E continuou a vida artística a par da carreira na magistratura.

Sim, sobretudo quando fui colocado em Almada, como presidente do círculo judicial. Nessa altura, fiquei praticamente a viver em Lisboa e isso deu-me um segundo fôlego. Gravei, comecei outra vez a cantar mais, em casas de fado, no estrangeiro... Comecei a gravar também em Paris. Enquanto andei pela província, não tinha muita oportunidade de cantar.

É verdade que foi criticado por continuar a cantar?

Fui, mas isso depois passou. Quando estava como juiz do Supremo Tribunal de Justiça, na abertura do ano judicial, que é sempre muito formal, fui convidado pelo presidente do Supremo na altura para cantar na sala nobre.

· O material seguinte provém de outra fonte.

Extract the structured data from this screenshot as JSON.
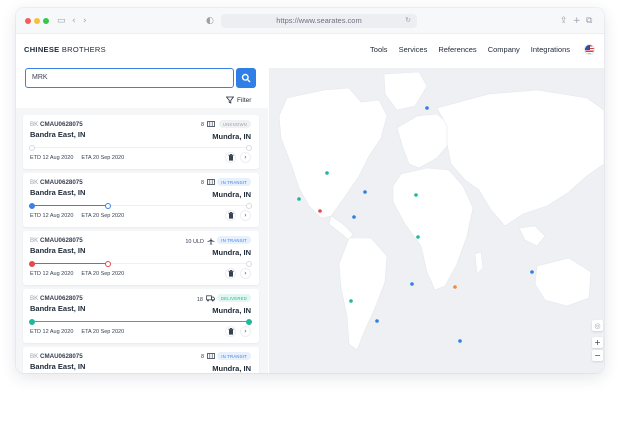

Nessa altura, já estava ultrapassada essa fase em que incomodava um bocado eu cantar e ser magistrado ao mesmo tempo.

As críticas eram dos seus pares?

Sim, de alguns. Criticavam porque achavam que a actividade de cantor não seria muito compatível com a seriedade, com a austeridade de um juiz. Nunca achei isso e, portanto, nunca cedi a essas críticas.

Então, não foi um juiz austero.

Não concordo com austeridades. Penso que fui um bom juiz, um juiz que trabalhou muito, que cumpriu a sua missão. Tratei humanamente as pessoas.

Como foi cantar com a Amália?

Cantei com ela uma vez na televisão. Ela cantou um fado meu e eu cantei um fado dela. Foi muito agradável. Ela disse que eu tinha feito aldrabice, porque tinha cantado o fado dela, mas à maneira de Coimbra...

E foi aldrabice?

Foi!… Era o fado "Foi Deus". Cantei-o muito à moda de Coimbra, porque não conseguia cantar de outra maneira. Embora cante muito em casas de fados, não tenho nenhum pendor para cantar à moda de Lisboa.

E a convivência com Zeca Afonso, nos tempos de Coimbra?

Foi bastante boa. O Zeca Afonso começou a compor muito tarde. A primeira balada que ele compôs foi no ano em que saí de Coimbra. Foi a "Balada do Outono". Até aí, o Zeca Afonso cantava fados, gravou até dois fados meus, mas depois, com o movimento académico de 68-69, é que desabrochou a sua veia poética e musical.

Faz sentido falar do fado de Coimbra fora do contexto estudantil?

O fado de Coimbra tem muita aceitação em todo o Mundo. Sempre fui muito bem aceite e muito aplaudido no estrangeiro. Aliás, editei dois discos no estrangeiro. Penso que o fado de Coimbra não deve nada ao fado de Lisboa, na sua implantação lá fora.